Jovellanos no pudo evitar soltar unas sonoras carcajadas.

—¡No creo que sea tan buena actriz...! Pero en el teatro El Coliseo hay más gente. Gente que, se me ocurre, por su oficio ha debido de sufrir los rigores de la Iglesia. Le rogaría que investigase en esa dirección.

Dicho eso, Jovellanos invitó a Twiss a retornar al calabozo.

Cuando volvieron a traspasar la puerta de la celda, Aurelio Maraver les miró con el rostro aterrado. Pensaba que las carcajadas que acababa de oír no auguraban nada bueno para su futuro. Por lo tanto, antes de que nadie le preguntase de nuevo, habló por propia iniciativa.

—¡Devolveré hasta el último real, señor alcalde! Esos malditos cinco ducados están guardados bajo la cama de Rosilla.

—Tengo entendido que eran treinta ducados...

—¡Qué va! Eran seis ducados, pero el que falta me lo gasté en el viaje. Los cinco restantes los dejo para la manutención de Rosilla y los niños. Haría por ellos cualquier cosa.

El teniente Gutiérrez intervino con un tono de ironía en su voz.

—No es necesario que se sacrifique así, Maraver. Es cierto que había cinco ducados bajo la cama, pero también había otros veinticinco detrás de un ladrillo del patio de la casa. La propia Rosilla nos enseñó el escondrijo. Señor alcalde, viendo a los cinco chiquillos corretear por tan mísero lugar, opté por dejar los dineros a aquella mujer. ¿Sabe lo que hizo Rosilla? Me devolvió la mitad, porque conocía la existencia de Manuela en Sevilla. Fernández ya tiene los restantes quince ducados para que usted disponga. No sé si habré hecho bien...
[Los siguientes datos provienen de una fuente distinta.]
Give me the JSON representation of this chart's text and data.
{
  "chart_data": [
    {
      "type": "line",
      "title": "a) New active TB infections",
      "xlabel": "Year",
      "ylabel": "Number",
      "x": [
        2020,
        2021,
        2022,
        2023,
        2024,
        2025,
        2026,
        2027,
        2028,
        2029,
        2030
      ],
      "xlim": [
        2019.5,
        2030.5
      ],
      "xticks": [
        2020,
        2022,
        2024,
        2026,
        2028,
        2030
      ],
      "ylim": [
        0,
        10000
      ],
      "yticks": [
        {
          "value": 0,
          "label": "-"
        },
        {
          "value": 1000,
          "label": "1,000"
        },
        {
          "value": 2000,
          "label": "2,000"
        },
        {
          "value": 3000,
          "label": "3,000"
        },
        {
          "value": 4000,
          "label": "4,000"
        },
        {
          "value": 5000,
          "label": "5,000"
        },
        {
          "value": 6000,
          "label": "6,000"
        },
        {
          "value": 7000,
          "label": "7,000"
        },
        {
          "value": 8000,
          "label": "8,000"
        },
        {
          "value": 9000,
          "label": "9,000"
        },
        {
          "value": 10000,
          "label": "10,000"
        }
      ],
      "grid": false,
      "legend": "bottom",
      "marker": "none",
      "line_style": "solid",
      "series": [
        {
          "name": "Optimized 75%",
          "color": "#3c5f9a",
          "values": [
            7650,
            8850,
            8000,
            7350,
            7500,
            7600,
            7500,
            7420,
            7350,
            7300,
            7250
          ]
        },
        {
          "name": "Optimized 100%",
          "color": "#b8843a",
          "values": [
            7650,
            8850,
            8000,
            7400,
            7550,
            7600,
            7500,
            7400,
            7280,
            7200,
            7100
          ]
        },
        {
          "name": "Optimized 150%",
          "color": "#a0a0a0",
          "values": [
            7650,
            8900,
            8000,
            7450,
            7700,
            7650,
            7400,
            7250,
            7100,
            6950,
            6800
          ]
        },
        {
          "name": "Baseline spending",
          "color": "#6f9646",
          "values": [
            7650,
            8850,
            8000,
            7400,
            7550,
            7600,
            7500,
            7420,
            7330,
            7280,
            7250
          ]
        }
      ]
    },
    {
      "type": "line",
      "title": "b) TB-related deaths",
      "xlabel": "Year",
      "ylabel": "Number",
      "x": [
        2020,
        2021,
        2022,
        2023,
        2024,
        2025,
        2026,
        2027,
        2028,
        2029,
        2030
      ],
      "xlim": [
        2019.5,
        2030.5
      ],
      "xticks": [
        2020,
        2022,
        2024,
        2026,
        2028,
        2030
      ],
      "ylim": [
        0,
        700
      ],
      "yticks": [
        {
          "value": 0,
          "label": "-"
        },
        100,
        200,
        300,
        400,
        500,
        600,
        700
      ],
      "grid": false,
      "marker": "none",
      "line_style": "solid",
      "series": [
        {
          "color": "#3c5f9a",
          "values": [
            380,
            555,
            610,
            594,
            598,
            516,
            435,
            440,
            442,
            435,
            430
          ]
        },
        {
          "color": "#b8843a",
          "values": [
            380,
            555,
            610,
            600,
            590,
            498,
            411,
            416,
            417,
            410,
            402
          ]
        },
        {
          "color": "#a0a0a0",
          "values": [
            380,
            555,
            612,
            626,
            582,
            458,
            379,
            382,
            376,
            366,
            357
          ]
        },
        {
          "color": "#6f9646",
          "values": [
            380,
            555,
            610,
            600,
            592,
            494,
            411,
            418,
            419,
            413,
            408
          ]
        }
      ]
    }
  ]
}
Jovellanos asintió dando su conformidad. Siempre había tenido un concepto óptimo de Gutiérrez. Otro en su lugar hubiese caído en una tentación bochornosa. Por su parte, oído eso, Maraver hubo de hacer un gesto de contrariedad. Fernández fue el único que se apercibió de ello, y casi se echa a reír. Pero su formalidad de funcionario le contuvo. Twiss, en cambio, no disimuló su sonrisa; con esos treinta ducados el
interfector
en verdad había hecho a Maraver un perfecto traidor, un Judas.

—Señor Maraver... —Volvió a sentarse Jovellanos delante de él—. Olvídese del dinero y empiece a recordar la cara del tipo de los vaticinios. Quiero que me la describa como mejor pueda. Usted es literato y artista, no le resultará difícil hacerlo.

—Ya le he dicho que iba embozado. Ese canalla me dictó los vaticinios desde debajo de su capa.

—¿Pero es que en este país todo el mundo va embozado? —preguntó a todos los presentes un Twiss contrariado.

—Y mire que hemos intentado evitarlo —contestó Jovellanos—. Pero nos ha valido un buen motín.

Hogg llamó la atención de ambos con una tos. Un leve movimiento de su cabeza les indicó que Maraver mentía. El piscator, que también se apercibió del gesto, creyó que la presencia allí de aquel enorme negro debía de tener una perversa influencia, de modo que retrocedió acobardado hasta el extremo del catre. Jovellanos le señaló de forma amenazadora.